Wednesday, March 9, 2011

It’s a go.

This afternoon I finalized plans for our trip to Florida to see Dr. Berlin. Dr. Berlin has been the leading researcher in Auditory Neuropathy Dys-syncrony for quite some time now – I guess since he and colleagues discovered and named it. I’ve been in touch with him since very soon after we got Blair’s diagnosis, and he told me today that he is looking forward to seeing her “after all these years”! It really has been almost two years exactly since I first called him. I had no idea he would call me back within an hour of my leaving a message, and after talking with him, I hung up the phone with thankful tears in my eyes. He’s just such a wonderful person. I could not do Dr. Berlin justice by describing him here, but I found this interview with him that I thought was very neat and informative.


Asking me to put her bib on before she eats her ice cream. =)

The plan for Florida is to have another sedated ABR (auditory brainstem response) but in the OR this time. She will also have genetic testing because Dr. Berlin says they have found 9 genes that cause ANSD. If she has the gene, there’s no sense in waiting anymore to do the CI surgery. If she doesn’t, then we know the AN was caused by her troubles at birth. She will also have a speech evaluation. All of this will be done over a couple of days.


Blair will be the very first patient of Dr. Berlin’s new Center of Excellence for Auditory Neuropathy. I guess that’s exciting, right? To be honest, all I feel is stress at this point. I just pray that we will leave with some answers, clarity, and peace.


The big question is whether or not Blair needs a cochlear implant in order for her to be able to develop speech appropriately and function as a auditory oral individual. CIs have been successful for many AN kids, but with Blair’s amount of hearing (it’s normal with her hearing aids), it’s a tough decision to take that away from her. The surgery would take away her hearing in the ear in which the implant is placed, but she would obviously hear in that ear when wearing the CI processor, which is sort of similar to the behind the ear hearing aids she has, just bigger and without the ear mold part. The objective of doing the surgery would be to allow her access to clearer sounds, whereas right now she might be hearing sounds with static behind them or garbled. The interference could be affecting her ability to hear some sounds and prevent her from reproducing them as speech. It’s a confusing hearing loss that’s hard to understand. She’s talking; she’s just not very clear.
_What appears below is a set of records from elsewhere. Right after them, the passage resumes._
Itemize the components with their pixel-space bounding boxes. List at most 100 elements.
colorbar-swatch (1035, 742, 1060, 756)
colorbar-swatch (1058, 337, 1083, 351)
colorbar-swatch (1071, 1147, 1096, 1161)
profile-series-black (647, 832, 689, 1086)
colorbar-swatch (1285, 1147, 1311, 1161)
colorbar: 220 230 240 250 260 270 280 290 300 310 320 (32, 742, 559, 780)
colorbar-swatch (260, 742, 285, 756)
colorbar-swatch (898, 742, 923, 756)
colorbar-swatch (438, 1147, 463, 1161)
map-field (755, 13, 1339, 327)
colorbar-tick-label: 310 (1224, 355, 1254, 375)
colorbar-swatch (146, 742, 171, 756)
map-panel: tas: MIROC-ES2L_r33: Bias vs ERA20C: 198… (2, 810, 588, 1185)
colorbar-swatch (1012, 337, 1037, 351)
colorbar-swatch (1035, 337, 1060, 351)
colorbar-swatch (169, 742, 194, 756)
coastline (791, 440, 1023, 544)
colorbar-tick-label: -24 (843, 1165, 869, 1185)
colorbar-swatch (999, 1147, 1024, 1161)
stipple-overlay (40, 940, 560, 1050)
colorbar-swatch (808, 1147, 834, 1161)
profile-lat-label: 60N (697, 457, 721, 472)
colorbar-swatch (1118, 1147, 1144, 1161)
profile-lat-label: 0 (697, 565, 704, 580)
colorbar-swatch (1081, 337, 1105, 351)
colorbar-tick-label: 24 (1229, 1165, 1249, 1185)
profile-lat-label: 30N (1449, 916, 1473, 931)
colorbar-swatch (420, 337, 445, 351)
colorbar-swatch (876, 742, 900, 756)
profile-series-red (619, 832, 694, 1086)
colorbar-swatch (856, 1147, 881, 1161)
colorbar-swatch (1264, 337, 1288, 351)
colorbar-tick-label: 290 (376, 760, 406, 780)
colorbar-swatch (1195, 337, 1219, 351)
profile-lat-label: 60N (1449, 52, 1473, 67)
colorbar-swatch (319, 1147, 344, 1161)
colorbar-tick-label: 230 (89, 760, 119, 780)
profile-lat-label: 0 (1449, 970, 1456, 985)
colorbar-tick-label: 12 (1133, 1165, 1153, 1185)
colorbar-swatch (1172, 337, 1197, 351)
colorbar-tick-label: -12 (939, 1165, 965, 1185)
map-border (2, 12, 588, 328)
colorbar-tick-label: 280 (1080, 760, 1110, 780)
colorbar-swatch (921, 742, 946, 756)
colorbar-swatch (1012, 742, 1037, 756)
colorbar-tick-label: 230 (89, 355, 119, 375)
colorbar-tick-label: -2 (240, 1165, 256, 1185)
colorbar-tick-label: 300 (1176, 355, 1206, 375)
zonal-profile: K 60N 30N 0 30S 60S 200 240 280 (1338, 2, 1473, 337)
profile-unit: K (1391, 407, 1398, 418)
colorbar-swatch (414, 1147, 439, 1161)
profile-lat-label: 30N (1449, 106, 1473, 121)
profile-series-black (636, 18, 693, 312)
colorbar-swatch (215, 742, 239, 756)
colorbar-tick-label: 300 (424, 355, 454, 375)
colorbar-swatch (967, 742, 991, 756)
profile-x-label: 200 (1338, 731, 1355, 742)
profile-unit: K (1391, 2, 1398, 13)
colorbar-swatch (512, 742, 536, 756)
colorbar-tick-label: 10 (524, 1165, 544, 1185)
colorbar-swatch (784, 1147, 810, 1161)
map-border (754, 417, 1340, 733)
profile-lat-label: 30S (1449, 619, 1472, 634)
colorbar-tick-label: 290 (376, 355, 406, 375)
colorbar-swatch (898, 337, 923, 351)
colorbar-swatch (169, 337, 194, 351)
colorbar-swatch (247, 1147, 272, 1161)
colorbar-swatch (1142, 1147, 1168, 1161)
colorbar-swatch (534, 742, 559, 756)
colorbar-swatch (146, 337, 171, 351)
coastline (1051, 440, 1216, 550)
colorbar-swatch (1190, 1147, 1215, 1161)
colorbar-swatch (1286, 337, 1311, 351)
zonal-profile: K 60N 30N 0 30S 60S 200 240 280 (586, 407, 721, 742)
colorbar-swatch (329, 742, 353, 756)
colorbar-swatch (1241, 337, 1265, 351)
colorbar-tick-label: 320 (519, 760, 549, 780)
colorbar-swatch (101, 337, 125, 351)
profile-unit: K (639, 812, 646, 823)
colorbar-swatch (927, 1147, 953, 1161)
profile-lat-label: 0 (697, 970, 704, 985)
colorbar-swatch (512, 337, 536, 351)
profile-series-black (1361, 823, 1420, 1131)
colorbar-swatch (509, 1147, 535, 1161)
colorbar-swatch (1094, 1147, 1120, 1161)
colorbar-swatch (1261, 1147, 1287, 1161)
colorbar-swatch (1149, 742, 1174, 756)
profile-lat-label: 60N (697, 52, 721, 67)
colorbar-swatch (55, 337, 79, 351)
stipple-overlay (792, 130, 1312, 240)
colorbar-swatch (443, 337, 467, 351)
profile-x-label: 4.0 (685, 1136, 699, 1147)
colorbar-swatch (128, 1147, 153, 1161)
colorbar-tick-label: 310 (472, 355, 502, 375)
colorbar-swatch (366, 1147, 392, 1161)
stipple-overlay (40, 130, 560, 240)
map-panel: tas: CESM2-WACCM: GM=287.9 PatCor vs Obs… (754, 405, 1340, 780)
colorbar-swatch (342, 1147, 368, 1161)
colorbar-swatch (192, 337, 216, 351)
I guess that’s about all I know for now! Your prayers will be much appreciated in this tough time for us as parents.



jax said...

I'll be praying for y'all! Hope that you get plenty of answers and leave FL with some sense of peace.

Unknown said...

Prayers from your cousins down South!

jmluckie said...

Good luck.Praying for the best.

CHERI said...

Definitely will pray. I know that that whatever decisions will be made Blair will grow to adjust and be a happy person. Children are so much more resilient that we adults and they learn to adapt so well at such a young age. Keep us informed. I've been away from blogging for a few weeks so I need to read yours and catch up!

Anonymous said...

You know we are thinking/praying for you all! I can't wait to hear the results of Blair's trip!

And I love that article on Dr. Berlin! He's so funny and BRILLIANT! I'm so thankful that he gives us the time of day too. You'd think he'd be ready to retire and rest by now!

I'm very interested in the genetic side of this. I've just always assumed it was caused by Sully's birth or the medicine he was on after birth.

When are y'all leaving?


Julia said...

prayers prayers prayers for precious Blair and her mommy and daddy! I know everything is going to turn out alright! Good luck and keep us posted.

Suz said...

Prayers coming your way from up north! Glad you found such a great doc to care for your tyke.

Unknown said...

I'm excited for y'all & will most definately will keep y'all in my prayers.

Lynn @whispersfromwildwood said...

I will be praying for God to give you the discernment and wisdom needed to make the best choices for Blair's hearing.

I love the pictures of the baby chicks! I so miss when Dillan was little and I'd buy some for him every year at Easter. I have a certain picture in my mind of him holding a green chick....I think I'll have to dig that one up and post it soon....sweet memories :)

Jen said...

your know my heart. DEFINITELY praying. SO excited for this next step for you...and just so scared.
wish you lived closer!

Jen O'Daniel said...

I'm praying for Blair and the medical group working with her. I know this is hard on a mother's heart, but hang in there - Hopefully this trip will bring some conclusive answers. Thinking of you!

A Peach and A Jeep said...

I had an aunt who had the surgery for a CI as an adult and it really changed her life. Hopefully things will go well for Blair and you'll have peace.